Les sanctions pécuniaires peuvent atteindre des montants dissuasifs. Pour les violations du Règlement européen sur l’IA, les amendes administratives peuvent s’élever jusqu’à 30 millions d’euros ou 6% du chiffre d’affaires mondial pour les infractions les plus graves. Le Tribunal judiciaire de Paris a accordé en février 2025 des dommages-intérêts punitifs de 2 millions d’euros à une victime de discrimination algorithmique, inaugurant une jurisprudence sévère envers les opérateurs négligents.

Les mesures conservatoires jouent un rôle crucial dans ce contentieux. Le juge des référés peut ordonner la suspension immédiate d’un système d’IA suspect en attendant l’issue de la procédure au fond. Cette suspension peut être partielle (limitée à certaines fonctionnalités) ou totale. Le critère déterminant est le risque d’aggravation du préjudice pendant la durée de l’instance, particulièrement élevé pour les systèmes apprenants qui pourraient perpétuer ou amplifier l’erreur initiale.

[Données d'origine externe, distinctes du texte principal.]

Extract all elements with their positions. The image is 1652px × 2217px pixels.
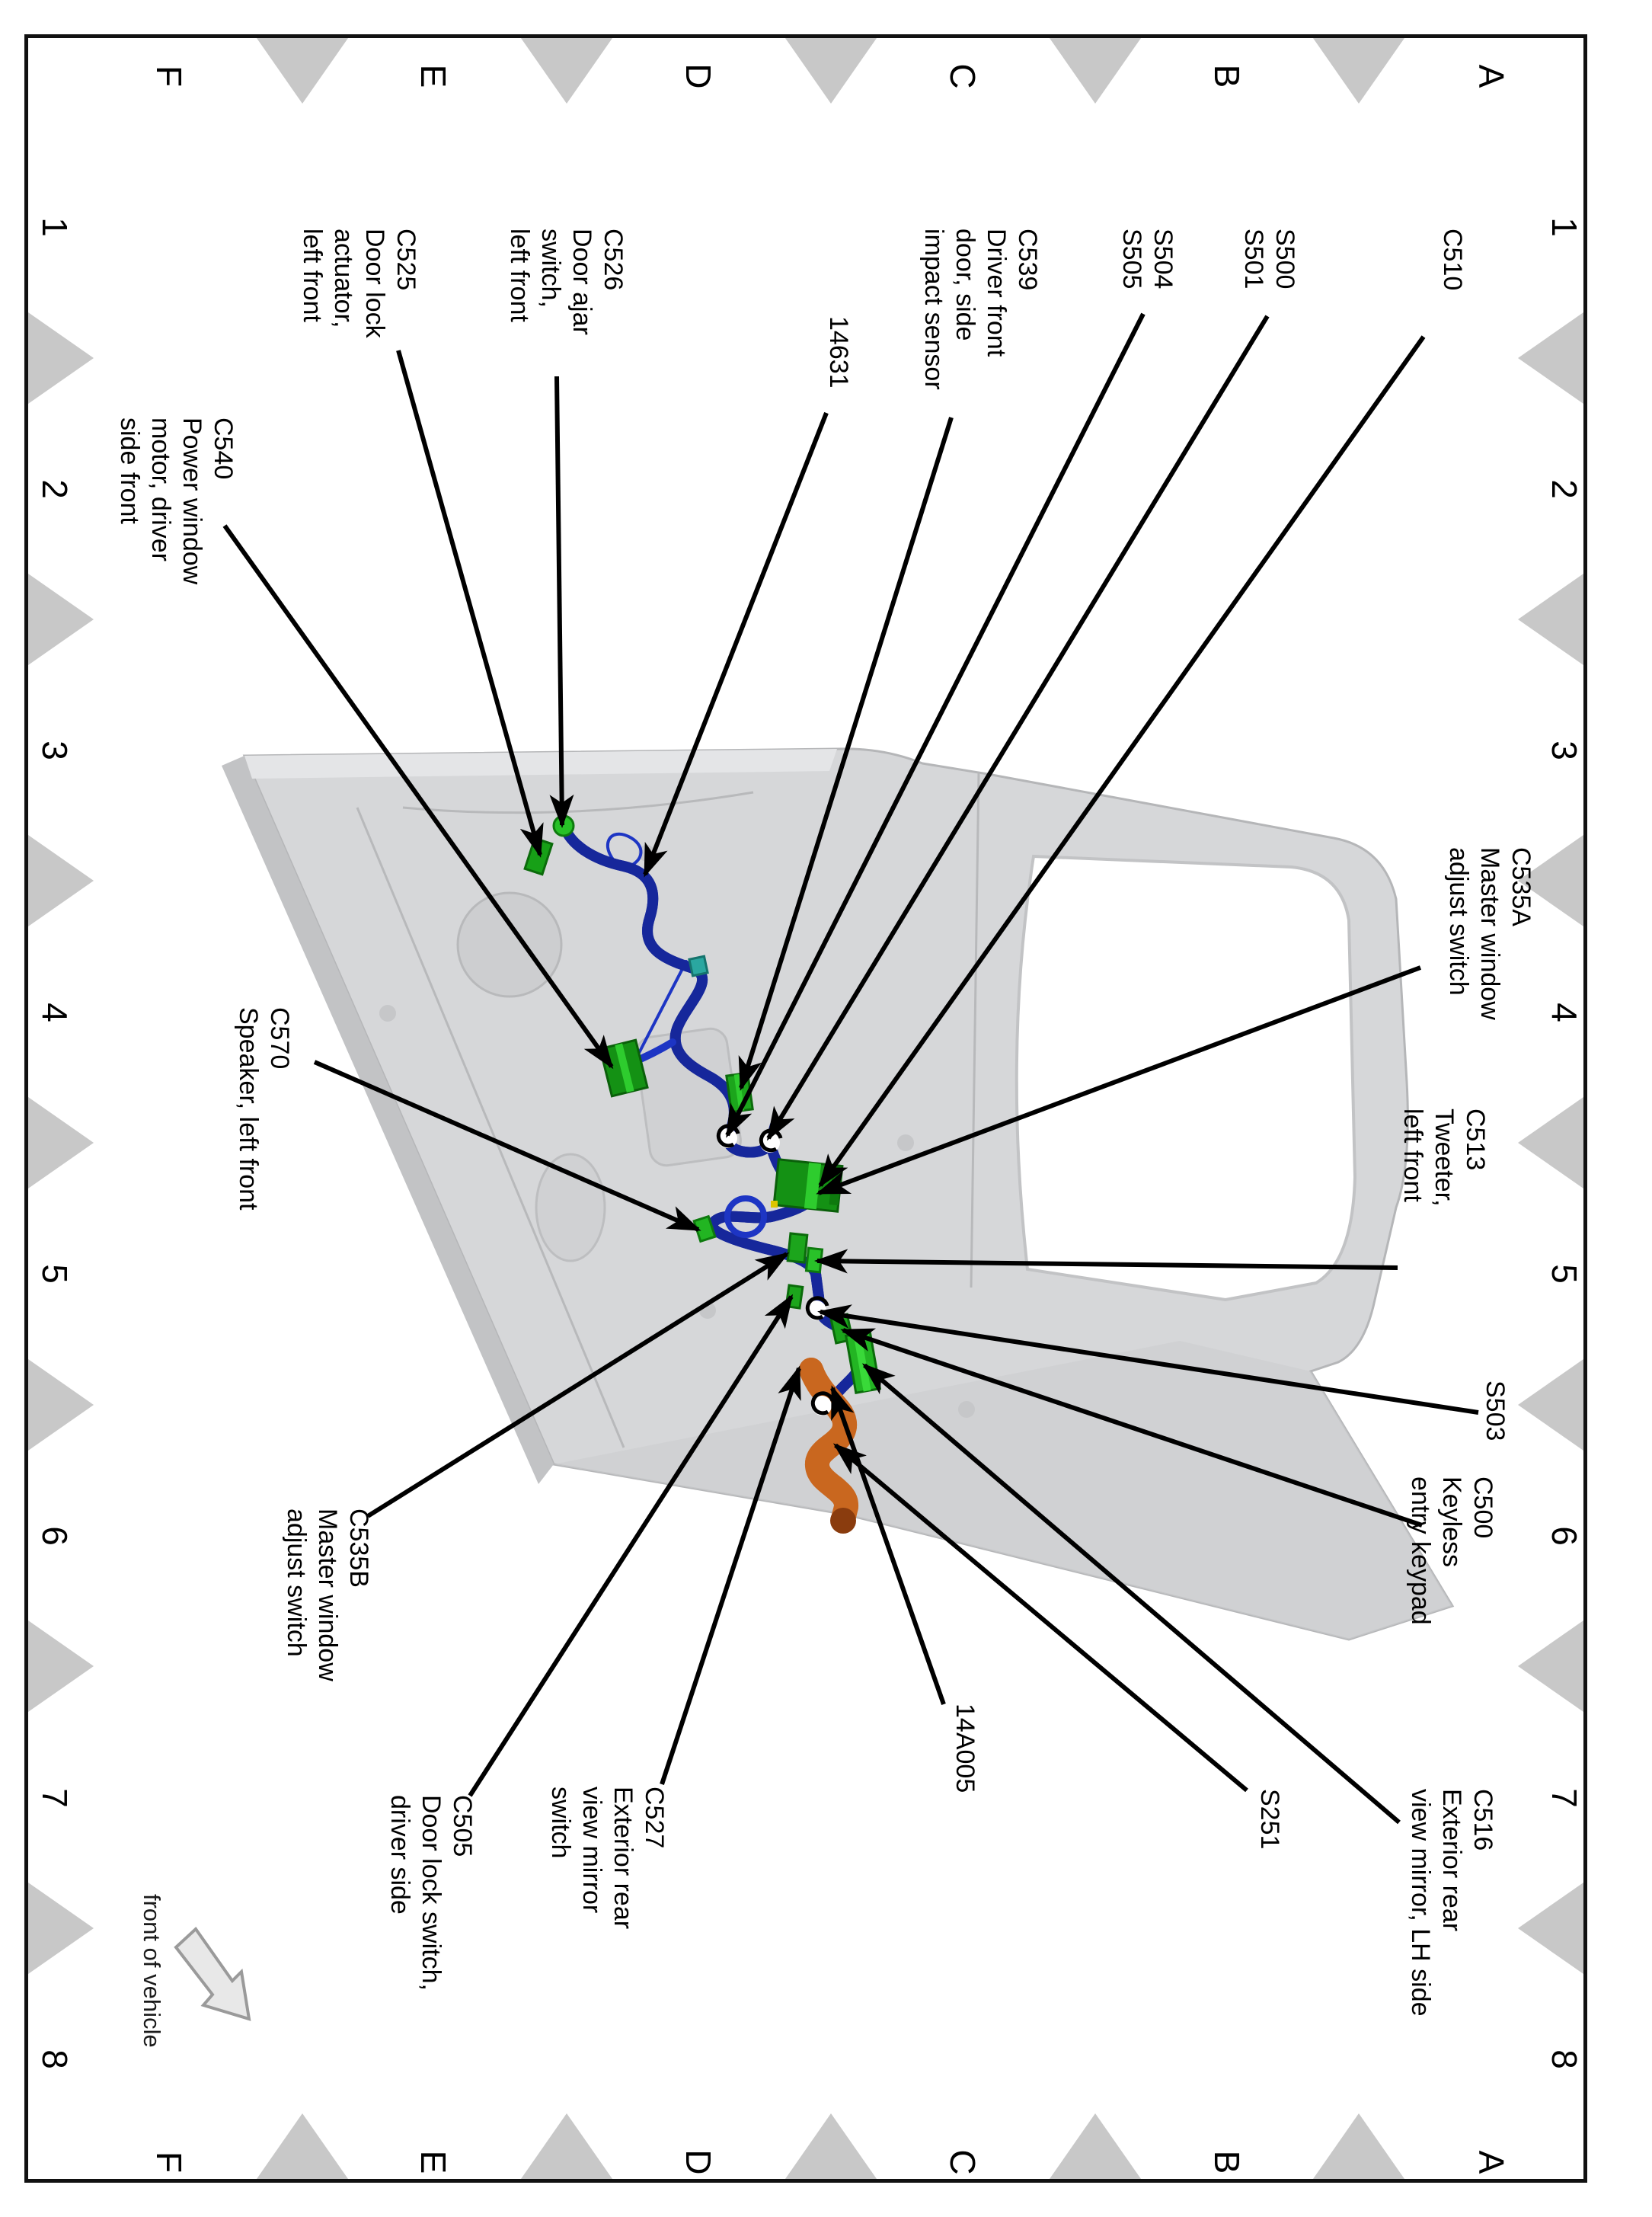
- wire-pigtail-loop: [724, 1195, 767, 1238]
- leader-c500: [840, 1328, 1423, 1528]
- leader-14631: [643, 411, 829, 878]
- leader-c513: [814, 1249, 1398, 1274]
- panel-recess-oval: [535, 1153, 606, 1262]
- leader-c505: [468, 1294, 794, 1797]
- callout-s504-s505: S504 S505: [1117, 229, 1177, 290]
- speaker-recess: [456, 891, 563, 998]
- callout-c539: C539 Driver front door, side impact sens…: [919, 229, 1042, 390]
- front-of-vehicle-label: front of vehicle: [139, 1894, 165, 2048]
- callout-14631: 14631: [824, 316, 853, 389]
- callout-c527: C527 Exterior rear view mirror switch: [546, 1787, 669, 1930]
- leader-c535a: [816, 965, 1422, 1195]
- leader-c539: [738, 417, 954, 1091]
- connector-c535b: [786, 1232, 809, 1264]
- callout-c535a: C535A Master window adjust switch: [1444, 847, 1535, 1020]
- clip-teal: [688, 955, 709, 977]
- leader-s251: [832, 1443, 1248, 1793]
- callout-c500: C500 Keyless entry keypad: [1406, 1476, 1497, 1625]
- tie-yellow: [771, 1201, 778, 1208]
- callout-c570: C570 Speaker, left front: [234, 1007, 294, 1211]
- leader-lines: [222, 312, 1479, 1825]
- leader-s504-s505: [725, 312, 1146, 1138]
- window-opening: [1015, 854, 1357, 1302]
- callout-14a005: 14A005: [951, 1704, 979, 1793]
- callout-c525: C525 Door lock actuator, left front: [298, 229, 420, 338]
- callout-c513: C513 Tweeter, left front: [1398, 1108, 1490, 1207]
- leader-c535b: [366, 1252, 790, 1518]
- leader-c570: [313, 1060, 701, 1232]
- leader-s500-s501: [766, 315, 1270, 1141]
- leader-c525: [396, 350, 544, 858]
- callout-s500-s501: S500 S501: [1239, 229, 1299, 290]
- callout-s503: S503: [1481, 1380, 1510, 1441]
- callout-s251: S251: [1255, 1789, 1284, 1850]
- callout-c535b: C535B Master window adjust switch: [282, 1508, 373, 1681]
- leader-s503: [817, 1304, 1479, 1415]
- callout-c505: C505 Door lock switch, driver side: [385, 1795, 477, 1991]
- leader-14a005: [830, 1385, 946, 1705]
- door-panel: [222, 747, 1455, 1641]
- callout-c510: C510: [1438, 229, 1467, 291]
- splice-s251: [810, 1391, 835, 1416]
- callout-c516: C516 Exterior rear view mirror, LH side: [1406, 1789, 1497, 2017]
- callout-c540: C540 Power window motor, driver side fro…: [115, 417, 238, 585]
- leader-c526: [549, 376, 574, 828]
- leader-c540: [222, 524, 614, 1070]
- callout-c526: C526 Door ajar switch, left front: [505, 229, 628, 335]
- front-of-vehicle-arrow-icon: [174, 1926, 251, 2021]
- leader-c516: [861, 1363, 1401, 1825]
- leader-c510: [818, 335, 1426, 1188]
- panel-creases: [356, 773, 980, 1448]
- leader-c527: [660, 1365, 801, 1785]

Une innovation majeure réside dans l’obligation de transparence corrective imposée aux opérateurs condamnés. Ceux-ci doivent publier un rapport détaillant les dysfonctionnements constatés, les mesures correctives adoptées et les garanties mises en place pour éviter la répétition de l’incident. Cette obligation, prévue par l’article 35 du Règlement européen, a été renforcée par la jurisprudence française qui exige la publication de ce rapport sur le site du défendeur pendant une durée minimale de six mois.

Pour les systèmes d’IA impliqués dans des décisions de crédit, d’assurance ou d’accès aux services essentiels, les tribunaux peuvent ordonner un droit au réexamen humain des dossiers traités par l’algorithme incriminé sur une période déterminée. Cette mesure, particulièrement protectrice pour les victimes potentielles non encore identifiées, peut s’étendre à plusieurs années de décisions automatisées.

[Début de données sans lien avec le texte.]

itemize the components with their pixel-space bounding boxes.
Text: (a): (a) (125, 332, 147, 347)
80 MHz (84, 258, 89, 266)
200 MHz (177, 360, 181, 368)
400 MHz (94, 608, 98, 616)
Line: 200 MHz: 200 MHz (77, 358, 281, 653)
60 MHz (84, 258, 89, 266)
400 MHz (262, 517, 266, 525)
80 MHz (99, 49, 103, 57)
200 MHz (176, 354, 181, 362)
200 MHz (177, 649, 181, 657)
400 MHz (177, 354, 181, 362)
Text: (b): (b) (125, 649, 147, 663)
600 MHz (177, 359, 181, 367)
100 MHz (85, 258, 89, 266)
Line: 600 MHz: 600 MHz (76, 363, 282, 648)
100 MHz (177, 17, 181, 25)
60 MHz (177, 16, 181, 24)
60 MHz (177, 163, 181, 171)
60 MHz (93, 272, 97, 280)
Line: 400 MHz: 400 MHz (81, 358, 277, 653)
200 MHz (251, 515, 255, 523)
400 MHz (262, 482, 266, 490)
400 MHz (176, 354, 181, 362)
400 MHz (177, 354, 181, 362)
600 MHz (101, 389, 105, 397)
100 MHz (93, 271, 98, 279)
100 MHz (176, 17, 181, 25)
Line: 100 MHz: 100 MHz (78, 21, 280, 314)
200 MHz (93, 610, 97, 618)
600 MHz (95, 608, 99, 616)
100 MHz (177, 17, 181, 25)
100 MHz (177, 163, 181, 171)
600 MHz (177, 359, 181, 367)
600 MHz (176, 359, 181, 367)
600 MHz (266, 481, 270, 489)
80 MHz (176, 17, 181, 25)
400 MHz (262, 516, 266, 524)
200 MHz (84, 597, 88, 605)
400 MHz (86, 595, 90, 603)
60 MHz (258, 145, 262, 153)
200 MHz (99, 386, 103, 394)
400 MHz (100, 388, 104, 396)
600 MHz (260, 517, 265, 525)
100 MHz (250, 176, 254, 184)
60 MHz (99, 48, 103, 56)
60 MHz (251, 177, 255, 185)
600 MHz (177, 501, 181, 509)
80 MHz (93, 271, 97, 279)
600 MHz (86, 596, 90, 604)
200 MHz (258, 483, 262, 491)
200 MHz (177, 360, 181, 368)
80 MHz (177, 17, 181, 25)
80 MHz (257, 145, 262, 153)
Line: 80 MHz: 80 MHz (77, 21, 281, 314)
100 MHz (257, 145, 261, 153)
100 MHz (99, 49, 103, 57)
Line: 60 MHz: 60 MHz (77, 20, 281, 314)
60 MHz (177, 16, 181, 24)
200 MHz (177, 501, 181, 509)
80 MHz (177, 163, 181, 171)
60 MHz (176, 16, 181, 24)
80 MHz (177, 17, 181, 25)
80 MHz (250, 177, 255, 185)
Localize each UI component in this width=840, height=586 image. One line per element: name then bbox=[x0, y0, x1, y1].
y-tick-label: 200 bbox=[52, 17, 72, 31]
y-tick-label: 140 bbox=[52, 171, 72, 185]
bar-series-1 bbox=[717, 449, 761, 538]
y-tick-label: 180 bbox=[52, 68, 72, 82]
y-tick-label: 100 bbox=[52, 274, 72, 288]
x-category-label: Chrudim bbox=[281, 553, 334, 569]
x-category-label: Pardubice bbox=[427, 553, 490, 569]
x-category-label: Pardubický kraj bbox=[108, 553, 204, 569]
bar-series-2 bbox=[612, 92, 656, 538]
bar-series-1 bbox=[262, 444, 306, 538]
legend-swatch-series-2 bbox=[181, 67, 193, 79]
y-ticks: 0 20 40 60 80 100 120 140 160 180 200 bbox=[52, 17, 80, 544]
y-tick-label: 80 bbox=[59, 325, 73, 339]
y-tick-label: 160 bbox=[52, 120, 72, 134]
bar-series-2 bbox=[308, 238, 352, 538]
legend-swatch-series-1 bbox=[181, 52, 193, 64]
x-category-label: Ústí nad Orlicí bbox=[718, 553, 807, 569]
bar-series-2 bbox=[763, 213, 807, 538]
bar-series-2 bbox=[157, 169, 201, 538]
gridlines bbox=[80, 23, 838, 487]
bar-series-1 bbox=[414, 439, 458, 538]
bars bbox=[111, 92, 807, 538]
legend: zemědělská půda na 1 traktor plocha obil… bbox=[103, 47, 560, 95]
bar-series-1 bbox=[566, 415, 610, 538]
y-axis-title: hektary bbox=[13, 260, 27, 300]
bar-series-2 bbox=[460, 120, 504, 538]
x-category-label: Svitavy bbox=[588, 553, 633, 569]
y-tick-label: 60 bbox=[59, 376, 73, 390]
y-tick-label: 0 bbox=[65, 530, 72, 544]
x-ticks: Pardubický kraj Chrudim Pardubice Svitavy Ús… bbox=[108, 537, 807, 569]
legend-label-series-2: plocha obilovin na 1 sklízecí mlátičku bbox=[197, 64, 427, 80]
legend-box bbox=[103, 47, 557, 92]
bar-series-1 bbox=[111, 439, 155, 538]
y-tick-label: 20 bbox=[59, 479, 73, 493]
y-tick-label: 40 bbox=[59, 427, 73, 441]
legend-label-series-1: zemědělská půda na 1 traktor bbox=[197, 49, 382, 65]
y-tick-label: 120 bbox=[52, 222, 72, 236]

Enfin, le suivi judiciaire post-condamnation constitue une innovation procédurale notable. Le tribunal peut désigner un mandataire chargé de vérifier l’exécution effective des mesures ordonnées, avec obligation pour l’opérateur de financer cette mission de contrôle. Ce dispositif, inspiré des compliance monitors américains, garantit l’effectivité des décisions de justice dans un domaine où les modifications techniques peuvent être difficiles à évaluer pour le profane.